Most of existing CNN trackers only consider appearance features of current frame, and hardly benefit from motion and inter-frame information. The lack of temporal information degrades the tracking performance during challenges such as partial occlusion and deformation. This paper proposes the FlowTrack, which focuses on making use of the rich flow information in consecutive frames to improve the feature representation and the tracking accuracy. The FlowTrack formulates individual components, including optical flow estimation, feature extraction, aggregation and correlation filters tracking as special layers in network. Then the historical feature maps at predefined intervals are warped and aggregated with current ones by the guiding of flow. For adaptive aggregation, FlowTrack proposes a novel spatial-temporal attention mechanism. In experiments, the proposed method achieves leading performance on OTB2013, OTB2015, VOT2015, VOT2016 and PTZ datasets.

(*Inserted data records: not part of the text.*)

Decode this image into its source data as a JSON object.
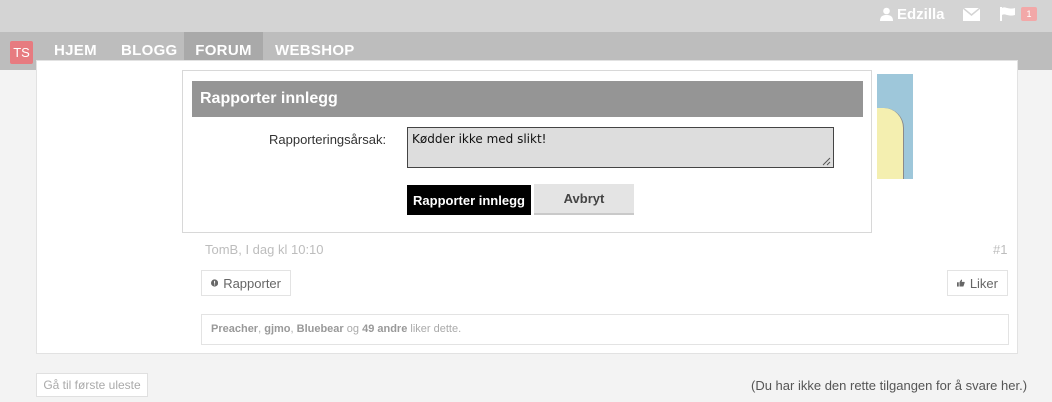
{
  "topbar": {
    "username": "Edzilla",
    "notifications_count": "1",
    "icons": [
      "user-icon",
      "mail-icon",
      "flag-icon"
    ]
  },
  "nav": {
    "logo_text": "TS",
    "items": [
      {
        "label": "HJEM"
      },
      {
        "label": "BLOGG"
      },
      {
        "label": "FORUM"
      },
      {
        "label": "WEBSHOP"
      }
    ],
    "active": "FORUM"
  },
  "modal": {
    "title": "Rapporter innlegg",
    "reason_label": "Rapporteringsårsak:",
    "reason_value": "Kødder ikke med slikt!",
    "submit_label": "Rapporter innlegg",
    "cancel_label": "Avbryt"
  },
  "post": {
    "meta": "TomB, I dag kl 10:10",
    "number": "#1",
    "report_label": "Rapporter",
    "like_label": "Liker",
    "likes": {
      "user1": "Preacher",
      "sep1": ",",
      "user2": "gjmo",
      "sep2": ",",
      "user3": "Bluebear",
      "and": "og",
      "others": "49 andre",
      "suffix": "liker dette."
    }
  },
  "footer": {
    "first_unread": "Gå til første uleste",
    "no_permission": "(Du har ikke den rette tilgangen for å svare her.)"
  },
  "colors": {
    "topbar": "#d4d4d4",
    "navbar": "#bdbdbd",
    "nav_active": "#a9a9a9",
    "modal_header": "#959595",
    "logo": "#e77b80"
  }
}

（4） A motion controller for stereo Pan-tilt platform is proposed. Aiming at the problem of tracking delay and large errors when conventional image-based visual servo is applied to tracking moving objects, a velocity compensation image-based visual servo (VC-IBVS) controller is proposed in this paper, which consists of a basic visual servo sub-controller and a velocity compensation sub-controller. The former is used to eliminate position error and the latter takes into account the target velocity. Corresponding Jacobian matrixes are derived to implement the controller. At the same time, a novel adaptive gain is designed to boost the control law and a strategy keeping velocity continuous is adopted to avoid abrupt changes. Extensive experiments are conducted and analyzed in a real binocular platform implemented with off-the-shelf setups, which demonstrate the effectiveness of the proposed method.
（5） A monocular-vision based human tracking and motion control system is built. Utilizing the human visual tracker in image planes and motion controller for moving robots, this paper implements a human following system. Specifically, for visual tracking, a Siamese-based tracker is proposed by using the flow information and regression networks, which can locate and regress the target simultaneously. Furthermore, the proposed tracker mines hard training samples during offline tracking, which can handle the distractor and occlusion in online tracking. For human following, a unified controller is derived for wheeled mobile robot with monocular pan-tilt camera, which can stay the target in the field of view and keep following simultaneously. In experiments, the proposed visual tracker significantly outperforms the state-of-the-arts in visual tracking benchmarks. Human following experiments are conducted and analysed in simulation and on a real moving robot platform simultaneously, which demonstrates the effectiveness and robustness of the overall system.